The rechristened Uranium One Inc., which held its annual meeting Thursday in Toronto, has offered $1.6 billion for Energy Metals in a deal the companies have said will create a new entity with a market capitalization of US$7.8 billion and give it a uranium production forecast to rival industry leader Cameco Corp. (TSX: CCO.TO) by 2013.
The arrangement exchanges 1.15 shares of Uranium One, based in South Africa, for each Energy Metals share. Energy Metals stockholders will own 21 per cent of the combined enterprise.
The takeover of Energy Metals gives the company a well balanced portfolio, CEO Neal Froneman told shareholders Thursday.
"It is a solid base to establishing what we believe will be the leading U.S. uranium producer," he said.
The deal's value, based on Uranium One's closing share price of $16.63 on June 1, represents a 28 per cent premium over the 20-day average before Energy Metals announced it was in talks for a sale.
That price is too high, said RBC Dominion Securities mining analyst Adam Schatzker, who has lowered his price target on the stock to $15 from $19.
"While we approve of the logic of the transaction as it diversifies risk and helps build a more robust production profile, we feel the price being offered is too high. As a result, we are lowering our target price," Schatzker wrote in a note to investors, in which he also pointed out many positive aspects of the deal.

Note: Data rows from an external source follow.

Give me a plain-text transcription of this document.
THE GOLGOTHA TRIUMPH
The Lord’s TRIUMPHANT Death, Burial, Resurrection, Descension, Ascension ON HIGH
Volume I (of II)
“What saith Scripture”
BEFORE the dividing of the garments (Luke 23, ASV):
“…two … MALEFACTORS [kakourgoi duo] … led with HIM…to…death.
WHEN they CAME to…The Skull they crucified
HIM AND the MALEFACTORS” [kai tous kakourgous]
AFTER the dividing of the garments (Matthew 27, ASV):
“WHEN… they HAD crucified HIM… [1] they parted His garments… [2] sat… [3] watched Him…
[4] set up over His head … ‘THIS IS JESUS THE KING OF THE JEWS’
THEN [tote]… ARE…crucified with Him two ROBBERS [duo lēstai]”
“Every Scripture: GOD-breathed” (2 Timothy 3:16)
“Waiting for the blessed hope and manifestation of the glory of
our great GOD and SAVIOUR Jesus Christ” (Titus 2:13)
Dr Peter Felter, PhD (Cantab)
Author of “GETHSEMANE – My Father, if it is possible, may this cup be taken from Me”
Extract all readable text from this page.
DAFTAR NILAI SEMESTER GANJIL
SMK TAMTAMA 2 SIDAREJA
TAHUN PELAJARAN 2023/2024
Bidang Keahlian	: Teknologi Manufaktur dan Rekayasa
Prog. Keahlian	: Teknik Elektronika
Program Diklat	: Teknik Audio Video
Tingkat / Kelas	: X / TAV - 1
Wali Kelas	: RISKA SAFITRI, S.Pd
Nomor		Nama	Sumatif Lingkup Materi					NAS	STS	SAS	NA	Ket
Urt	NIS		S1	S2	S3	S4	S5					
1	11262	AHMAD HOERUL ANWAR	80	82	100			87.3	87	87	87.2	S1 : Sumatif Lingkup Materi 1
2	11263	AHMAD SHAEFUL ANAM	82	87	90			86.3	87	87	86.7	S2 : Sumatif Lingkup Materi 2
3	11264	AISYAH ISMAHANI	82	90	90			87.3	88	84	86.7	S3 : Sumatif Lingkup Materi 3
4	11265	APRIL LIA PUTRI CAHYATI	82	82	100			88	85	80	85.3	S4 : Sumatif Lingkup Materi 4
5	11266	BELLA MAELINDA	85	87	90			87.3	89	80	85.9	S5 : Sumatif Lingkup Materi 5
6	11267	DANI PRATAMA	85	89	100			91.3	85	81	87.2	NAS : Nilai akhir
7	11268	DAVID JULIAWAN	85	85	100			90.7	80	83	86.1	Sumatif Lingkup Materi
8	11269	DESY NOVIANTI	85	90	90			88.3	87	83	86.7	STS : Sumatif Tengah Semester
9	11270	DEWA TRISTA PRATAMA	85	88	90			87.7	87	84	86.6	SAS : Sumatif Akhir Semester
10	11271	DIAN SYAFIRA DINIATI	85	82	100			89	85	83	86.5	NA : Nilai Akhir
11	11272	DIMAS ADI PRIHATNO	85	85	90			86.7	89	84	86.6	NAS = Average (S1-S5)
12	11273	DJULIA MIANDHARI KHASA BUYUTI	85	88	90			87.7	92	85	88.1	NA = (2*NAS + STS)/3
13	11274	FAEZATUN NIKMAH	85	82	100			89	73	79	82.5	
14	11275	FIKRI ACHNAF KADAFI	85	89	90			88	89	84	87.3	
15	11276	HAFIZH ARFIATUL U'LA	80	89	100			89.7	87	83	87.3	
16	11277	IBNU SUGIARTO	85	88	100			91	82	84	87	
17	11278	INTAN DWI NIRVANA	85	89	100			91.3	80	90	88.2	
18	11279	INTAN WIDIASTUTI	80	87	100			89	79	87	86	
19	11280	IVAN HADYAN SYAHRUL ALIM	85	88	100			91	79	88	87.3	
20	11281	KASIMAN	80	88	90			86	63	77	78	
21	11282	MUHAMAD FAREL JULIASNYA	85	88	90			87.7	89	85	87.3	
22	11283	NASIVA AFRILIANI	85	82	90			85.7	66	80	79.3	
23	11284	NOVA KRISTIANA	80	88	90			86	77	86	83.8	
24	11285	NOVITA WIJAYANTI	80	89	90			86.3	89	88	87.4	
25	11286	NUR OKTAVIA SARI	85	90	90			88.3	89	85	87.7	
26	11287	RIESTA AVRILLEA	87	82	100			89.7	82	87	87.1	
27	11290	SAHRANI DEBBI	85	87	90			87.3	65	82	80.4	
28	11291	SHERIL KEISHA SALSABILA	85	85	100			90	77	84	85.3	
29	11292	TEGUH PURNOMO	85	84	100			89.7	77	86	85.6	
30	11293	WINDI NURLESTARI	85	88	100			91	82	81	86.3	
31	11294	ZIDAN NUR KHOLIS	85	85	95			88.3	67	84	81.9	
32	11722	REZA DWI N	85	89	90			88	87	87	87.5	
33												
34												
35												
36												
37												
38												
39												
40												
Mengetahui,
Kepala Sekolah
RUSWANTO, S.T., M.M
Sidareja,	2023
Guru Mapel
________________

"The deal would diversify the production base and political risk profile of Uranium One, diluting what we believe is a high risk in Kazakhstan," Schatzker said. "We believe EMC will provide SXR with a quality portfolio of U.S. development projects with near-term production."
Schatzker said that the dilutive effect of the takeover could reduce earnings per share by 27 per cent next year, 25 per cent in 2009, and 23 per cent in 2010, although he said the company's net asset value per share is only slightly diluted to C$10.65.
Schatzker also noted Energy Metals is locked into only one contract for delivery over six years, starting in 2010, for a total of 1.4 million pounds, making it relatively unhedged.
The company has said it expects to produce about 28 million pounds of uranium, used to fuel nuclear power plants, by 2013.
Of that, about 25 per cent is expected to come from the company's new mine in South Africa, Dominion Reefs. Uranium One said Cameco's production forecast is for more than 27 million pounds by 2011.
Froneman said the U.S. has 103 nuclear facilities with an annual demand of about 50 million pounds per year. But domestic production is only about four million pounds per year, he said.
The boards of both companies have approved the deal, Energy Metals shareholders are to vote on it in late July and it's expected to close in August.
Energy Metals has agreed to pay a break fee of C$55 million if another bidder prevails.